SUGGERIMENTI PER IL PREDICATORE DEL VILLAGGIO
Salmi 49:14.
1. In proporzione alla prosperità degli empi qui, sarà la loro miseria nell'aldilà: come le pecore dal pascolo grasso condotte al macello.
2. In proporzione al lusso qui, sarà la loro corruzione nell'aldilà - La morte si nutrirà di loro: sono diventati ben nutriti perché la morte si nutra di loro.
3. In proporzione alla loro dignità qui, sarà la loro degradazione nell'aldilà - I retti avranno, ecc. Oh, che contrasto tra il ricco e Lazzaro allora!
4. In proporzione alla loro bellezza qui, sarà la loro deformità d'ora in poi. "Sei diventato come uno di noi?" G. R.
Salmi 49:14. Pecore, fino a che punto immaginano i malvagi.
Salmi 49:14.== Al mattino. Guardate le varie profezie bibliche su ciò che accadrà "al mattino".
15 ESPOSIZIONE
Salmi 49:15.== Ma Dio redimerà la mia anima dal potere della tomba. Da quel luogo di riposo temporaneo verremo a tempo debito, vivificati dall'energia divina. Come il nostro Capo risorto non possiamo essere trattenuti dai legami della tomba; La redenzione ci ha emancipati dalla schiavitù della morte.
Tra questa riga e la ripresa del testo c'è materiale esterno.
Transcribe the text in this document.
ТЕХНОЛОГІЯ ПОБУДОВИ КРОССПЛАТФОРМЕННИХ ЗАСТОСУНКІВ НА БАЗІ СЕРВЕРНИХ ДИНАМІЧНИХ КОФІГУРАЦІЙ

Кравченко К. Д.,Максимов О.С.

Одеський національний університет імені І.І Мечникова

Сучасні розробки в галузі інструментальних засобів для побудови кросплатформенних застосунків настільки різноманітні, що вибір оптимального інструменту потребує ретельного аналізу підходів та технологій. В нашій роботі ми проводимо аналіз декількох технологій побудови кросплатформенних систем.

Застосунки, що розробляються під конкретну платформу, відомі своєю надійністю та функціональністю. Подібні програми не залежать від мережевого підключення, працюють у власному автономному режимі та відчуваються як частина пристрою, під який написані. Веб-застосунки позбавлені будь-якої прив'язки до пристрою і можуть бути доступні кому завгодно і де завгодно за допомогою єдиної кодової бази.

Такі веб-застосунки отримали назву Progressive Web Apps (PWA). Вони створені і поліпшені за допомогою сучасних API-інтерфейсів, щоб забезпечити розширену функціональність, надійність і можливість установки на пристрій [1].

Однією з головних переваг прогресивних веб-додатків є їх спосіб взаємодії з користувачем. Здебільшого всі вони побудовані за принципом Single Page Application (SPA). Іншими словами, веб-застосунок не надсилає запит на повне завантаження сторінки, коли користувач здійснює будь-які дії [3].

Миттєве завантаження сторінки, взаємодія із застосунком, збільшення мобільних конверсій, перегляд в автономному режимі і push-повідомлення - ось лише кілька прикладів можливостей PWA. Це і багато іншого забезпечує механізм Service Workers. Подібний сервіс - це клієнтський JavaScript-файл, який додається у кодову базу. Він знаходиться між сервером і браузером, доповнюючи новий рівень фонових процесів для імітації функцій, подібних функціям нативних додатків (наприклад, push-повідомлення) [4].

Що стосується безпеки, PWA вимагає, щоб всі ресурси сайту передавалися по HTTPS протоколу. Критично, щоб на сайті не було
L'uomo non potrebbe trovare alcuna redenzione nelle ricchezze, ma Dio l'ha trovata nel sangue del suo caro Figlio. Il nostro Fratello Maggiore ha dato a Dio un riscatto, e noi siamo i redenti del Signore; a causa di questa redenzione mediante il prezzo, saremo certamente riscattati con la potenza dalla mano dell'ultimo nemico. Perché egli mi accoglierà. Egli mi trarrà fuori dal sepolcro, mi porterà in cielo. Se non si dice di me come di Enoc: "Non era, perché Dio lo prese", tuttavia raggiungerò lo stesso stato glorioso. Dio accoglierà il mio spirito, e il mio corpo dormirà in Gesù finché, essendo risuscitato a sua immagine, sia anch'esso accolto nella gloria. Quanto è infinitamente superiore una tale speranza a tutto ciò che i nostri oppressori possono vantare! Ecco qualcosa che merita di essere meditato, e quindi fermiamoci di nuovo, su ordine del musicista, che inserisce un Selah.
NOTE ESPLICATIVE E DETTI PITTORESCHI
Salmi 49:15 = (ultima clausola). Poiché egli mi prenderà. Questo breve mezzo verso è, come osserva Bottcher, il più pesante, per la sua stessa brevità. La stessa espressione ricorre di nuovo, Salmi 73:24, "Tu mi prenderai", l'originale di entrambi è Genesi 5:24, dove è usato della traduzione di Enoch, "Egli non era, perché Dio lo prese". J. J. Stewart Perowne.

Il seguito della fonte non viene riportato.